The separation of powers is a division of labour, rendered more critical than other such divisions by the need to keep the greatest powers of the land in check. Yet it has often been flouted, such as the Supreme Court’s decision to set up the Central Empowered Committee, which stands in between the Standing Committee of the National Board for Wildlife and the Union Cabinet when approvals for non-forest use of sanctuaries and national parks are at stake. If this committee disagrees with a decision of the Standing Committee, the committee can forward it to the Supreme Court with its own opinion for the apex court to take the final call – a clear violation of the separation of powers.
However, not everyone would have thought so at the time many such measures were instituted. The environment ministry created the committee in 2002 following a Supreme Court direction in T.N. Godavarman, “for the purposes of monitoring and ensuring compliance of the orders of the … Supreme Court covering the subject matter of environment, forest and wildlife, and related issues arising out of the said orders and to suggest measures and recommendations generally to the State, as well as Central Government, for more effective implementation of the [Environment (Protection)] Act and other orders of the Court” (source).

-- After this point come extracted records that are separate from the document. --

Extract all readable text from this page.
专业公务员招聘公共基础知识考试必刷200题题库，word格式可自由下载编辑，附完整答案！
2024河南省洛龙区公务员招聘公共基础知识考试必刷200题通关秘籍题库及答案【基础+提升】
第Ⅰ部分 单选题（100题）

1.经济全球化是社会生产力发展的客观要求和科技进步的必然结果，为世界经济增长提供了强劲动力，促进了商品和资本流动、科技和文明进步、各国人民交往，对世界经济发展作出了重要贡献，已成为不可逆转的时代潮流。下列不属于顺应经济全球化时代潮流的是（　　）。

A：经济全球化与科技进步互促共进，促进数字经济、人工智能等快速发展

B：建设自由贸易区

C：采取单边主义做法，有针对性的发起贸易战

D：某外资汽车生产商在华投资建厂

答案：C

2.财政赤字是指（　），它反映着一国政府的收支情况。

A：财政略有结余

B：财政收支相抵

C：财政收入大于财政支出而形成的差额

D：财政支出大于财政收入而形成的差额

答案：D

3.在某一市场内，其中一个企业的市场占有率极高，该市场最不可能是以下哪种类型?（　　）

Since then, however, and in keeping with Dutta’s assessment, the Supreme Court has adjudicated on the “technical and scientific correct” of various projects. That the environment ministry has parallelly and persistently weakened safeguards to protect the country’s natural resources to favour ‘ease of business’ has only allowed the court to intervene further. But at the same time, because the politically instituted mechanisms to protect the lives and livelihoods of people and the well-being of flora and fauna living near sites of resource extraction exist more and more only in theory, researchers, activists, and others have also welcomed the court’s interventions to nix deleterious project proposals. (In September 2023, in fact, the environment minister replaced the Supreme Court’s committee with a new one of the same name, populated fully with members that report to the ministry.)
Simplistically, those in charge are making bad decisions and those not supposed to be in charge are making good decisions.